26 February 2024

New P2PInfect Worm Targeting Redis Servers on Linux and Windows Systems

According to a report from July 19th, 2023, researchers from Palo Alto Networks Unit 42 recently discovered a new worm named P2PInfect. This worm specifically targets Redis servers running on both Linux and Windows operating systems. P2PInfect appears to be designed with cloud environments in mind, as it utilizes a dropper payload to establish peer-to-peer (P2P) communications, connecting to a larger P2P network and subsequently spreading itself.
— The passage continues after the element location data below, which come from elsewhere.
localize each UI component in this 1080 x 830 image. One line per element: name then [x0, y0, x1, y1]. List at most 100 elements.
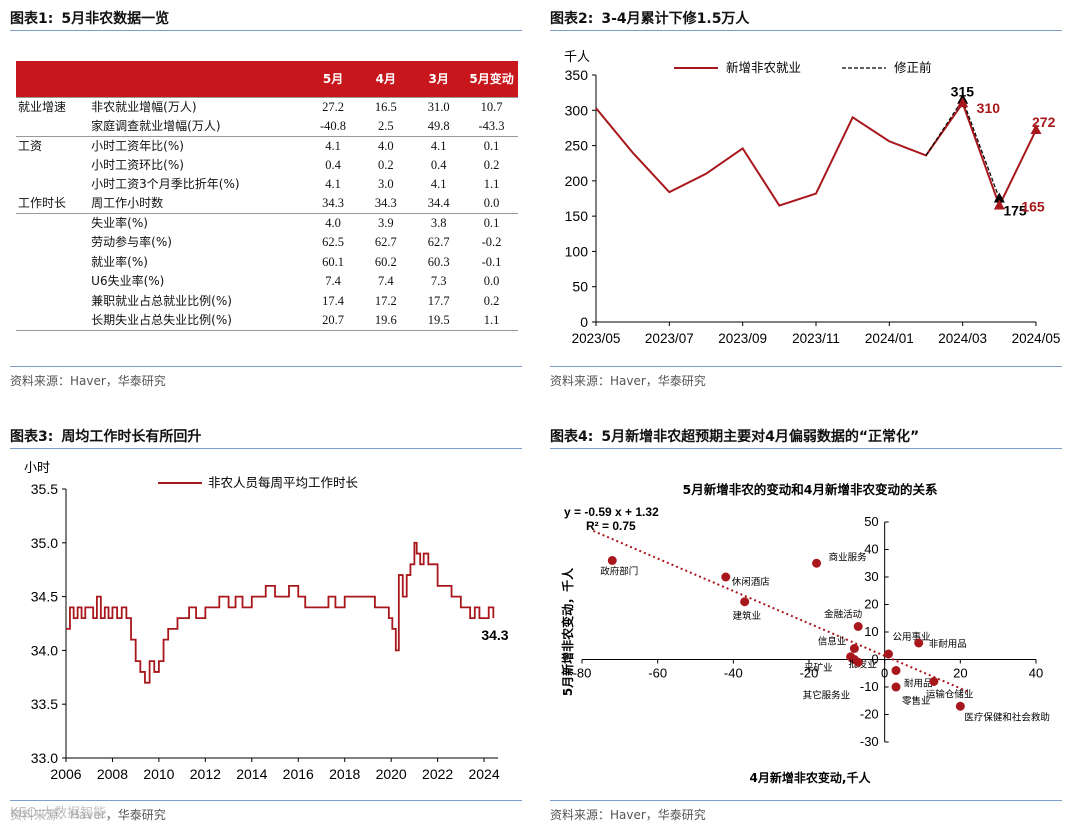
point-label: 采矿业 — [804, 662, 833, 674]
scatter-point — [607, 556, 617, 565]
value-cell: 0.4 — [325, 157, 341, 172]
y-tick-label: 34.0 — [31, 642, 58, 658]
value-cell: 4.1 — [306, 135, 360, 156]
data-label: 315 — [951, 84, 975, 100]
panel-title: 图表2: 3-4月累计下修1.5万人 — [550, 8, 749, 28]
y-tick-label: 0 — [580, 314, 588, 330]
scatter-point — [891, 666, 901, 675]
category-cell — [16, 272, 89, 291]
header-cell-blank — [16, 61, 90, 97]
x-tick-label: 2023/07 — [645, 331, 694, 346]
table-row: 劳动参与率(%) 62.5 62.7 62.7 -0.2 — [16, 233, 518, 252]
indicator-cell: 小时工资年比(%) — [89, 135, 307, 156]
scatter-point — [929, 677, 939, 686]
value-cell: 19.5 — [412, 310, 466, 331]
x-tick-label: 2018 — [329, 766, 360, 782]
value-cell: 10.7 — [465, 96, 518, 117]
y-tick-label: 150 — [565, 208, 589, 224]
y-tick-label: -20 — [860, 707, 879, 722]
y-tick-label: 50 — [572, 279, 588, 295]
source-rule — [10, 366, 522, 367]
x-tick-label: 2010 — [143, 766, 174, 782]
data-label: 272 — [1032, 114, 1056, 130]
panel-number: 图表3: — [10, 429, 54, 445]
panel-hours-chart: 图表3: 周均工作时长有所回升 小时 33.0 33.5 34.0 34.5 35.0 35.… — [10, 418, 522, 830]
x-axis-label: 4月新增非农变动,千人 — [750, 770, 872, 785]
marker-nfp — [993, 199, 1005, 210]
table-header-row: 5月 4月 3月 5月变动 — [16, 61, 518, 97]
y-tick-label: 10 — [864, 624, 878, 639]
x-tick-label: 20 — [953, 666, 967, 681]
marker-nfp — [1030, 124, 1042, 135]
y-tick-label: 35.0 — [31, 535, 58, 551]
data-label: 310 — [977, 100, 1001, 116]
value-cell: 3.8 — [412, 213, 466, 234]
source-rule — [550, 366, 1062, 367]
scatter-point — [740, 597, 750, 607]
value-cell: 0.0 — [483, 274, 500, 289]
point-label: 商业服务 — [829, 551, 868, 563]
y-tick-label: 20 — [864, 597, 878, 612]
y-tick-label: 34.5 — [31, 589, 58, 605]
point-label: 信息业 — [818, 636, 847, 648]
panel-title: 图表1: 5月非农数据一览 — [10, 8, 169, 28]
y-tick-label: 200 — [565, 173, 589, 189]
indicator-cell: U6失业率(%) — [91, 274, 165, 289]
value-cell: 31.0 — [412, 96, 466, 117]
table-row: 兼职就业占总就业比例(%) 17.4 17.2 17.7 0.2 — [16, 291, 518, 310]
x-tick-label: -20 — [800, 666, 819, 681]
value-cell: 4.0 — [359, 135, 413, 156]
point-label: 非耐用品 — [929, 638, 967, 650]
value-cell: 17.4 — [322, 293, 344, 308]
scatter-chart: 5月新增非农的变动和4月新增非农变动的关系 y = -0.59 x + 1.32R… — [560, 482, 1050, 785]
value-cell: 7.4 — [378, 274, 394, 289]
y-tick-label: 0 — [871, 652, 878, 667]
marker-nfp — [957, 97, 969, 108]
category-cell: 工作时长 — [18, 196, 67, 211]
indicator-cell: 小时工资环比(%) — [91, 157, 184, 172]
x-tick-label: 2024/05 — [1012, 331, 1061, 346]
x-tick-label: 2024/03 — [938, 331, 987, 346]
value-cell: 62.5 — [322, 235, 344, 250]
y-tick-label: 30 — [864, 569, 878, 584]
value-cell: 34.3 — [322, 196, 344, 211]
y-tick-label: 300 — [565, 102, 589, 118]
source-rule — [10, 800, 522, 801]
value-cell: 4.1 — [412, 135, 466, 156]
scatter-point — [853, 622, 863, 631]
legend-label: 新增非农就业 — [726, 60, 801, 75]
table-row: 家庭调查就业增幅(万人) -40.8 2.5 49.8 -43.3 — [16, 117, 518, 137]
indicator-cell: 长期失业占总失业比例(%) — [89, 310, 307, 331]
data-label: 175 — [1003, 203, 1027, 219]
point-label: 金融活动 — [824, 609, 862, 621]
x-tick-label: 2008 — [97, 766, 128, 782]
point-label: 批发业 — [848, 659, 877, 671]
revision-line-chart: 千人 0 50 100 150 200 250 300 350 2023/05 2023/07 202… — [564, 50, 1061, 346]
category-cell — [16, 117, 89, 137]
table-row: 就业率(%) 60.1 60.2 60.3 -0.1 — [16, 253, 518, 272]
value-cell: 1.1 — [483, 177, 500, 192]
y-tick-label: -10 — [860, 679, 879, 694]
y-tick-label: 250 — [565, 138, 589, 154]
value-cell: -40.8 — [320, 118, 347, 133]
y-tick-label: 40 — [864, 542, 878, 557]
point-label: 医疗保健和社会救助 — [964, 711, 1050, 723]
x-tick-label: -60 — [648, 666, 667, 681]
panel-revision-chart: 图表2: 3-4月累计下修1.5万人 千人 0 50 100 150 200 250 300 35… — [550, 0, 1062, 400]
value-cell: 60.1 — [322, 254, 344, 269]
value-cell: 16.5 — [359, 96, 413, 117]
value-cell: 4.1 — [325, 177, 341, 192]
value-cell: 0.2 — [378, 157, 394, 172]
x-tick-label: 2023/09 — [718, 331, 767, 346]
table-row: 长期失业占总失业比例(%) 20.7 19.6 19.5 1.1 — [16, 310, 518, 331]
table-row: U6失业率(%) 7.4 7.4 7.3 0.0 — [16, 272, 518, 291]
y-tick-label: 350 — [565, 67, 589, 83]
value-cell: 62.7 — [374, 235, 397, 250]
category-cell — [16, 213, 90, 234]
panel-title-text: 5月非农数据一览 — [61, 11, 170, 27]
table-body: 就业增速 非农就业增幅(万人) 27.2 16.5 31.0 10.7 家庭调查就业增幅(万… — [16, 96, 518, 331]
indicator-cell: 劳动参与率(%) — [91, 235, 172, 250]
value-cell: 0.4 — [430, 157, 447, 172]
x-tick-label: 2014 — [236, 766, 267, 782]
category-cell — [16, 175, 89, 194]
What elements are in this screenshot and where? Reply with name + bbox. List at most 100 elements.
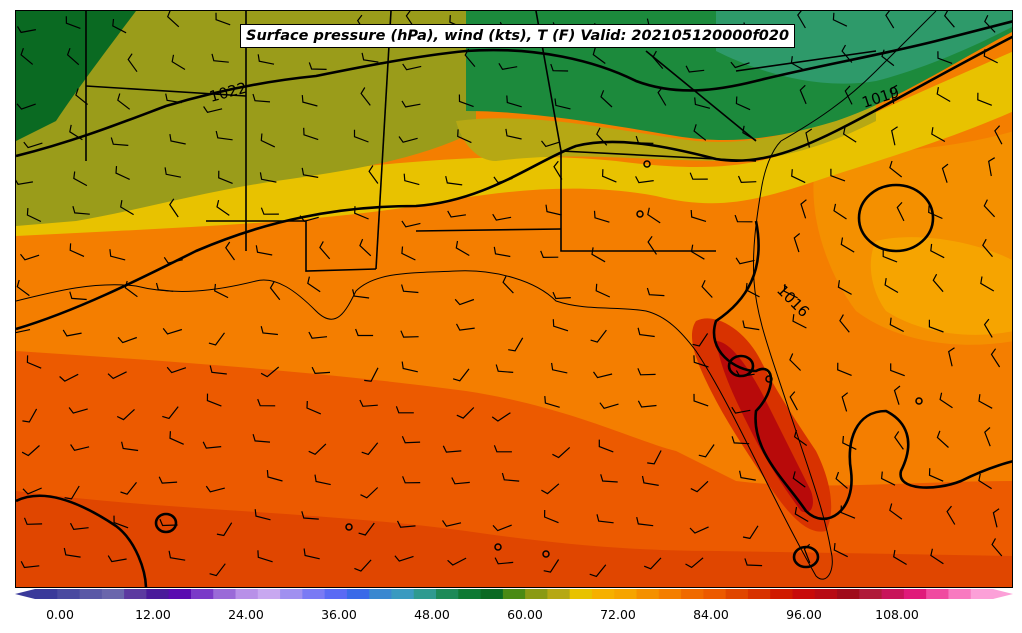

The malware demonstrates a high level of sophistication, allowing it to self-update and launch new versions of itself once it infects a victim's system. The potential impact of P2PInfect is considerable, as the researchers have identified at least 900 vulnerable Redis systems that may be at risk of this threat.

P2PInfect's ability to drop a payload that facilitates P2P communication with a larger network, propagate autonomously, and maintain persistence through a PowerShell script and self-updates make it especially effective in targeting cloud environments and stealing sensitive data. Despite the extensive investigation, the motivations behind this campaign have not been fully identified by cybersecurity researchers, as no evidence of cryptojacking has been found yet. However, the possibility of cryptojacking being involved remains a concern.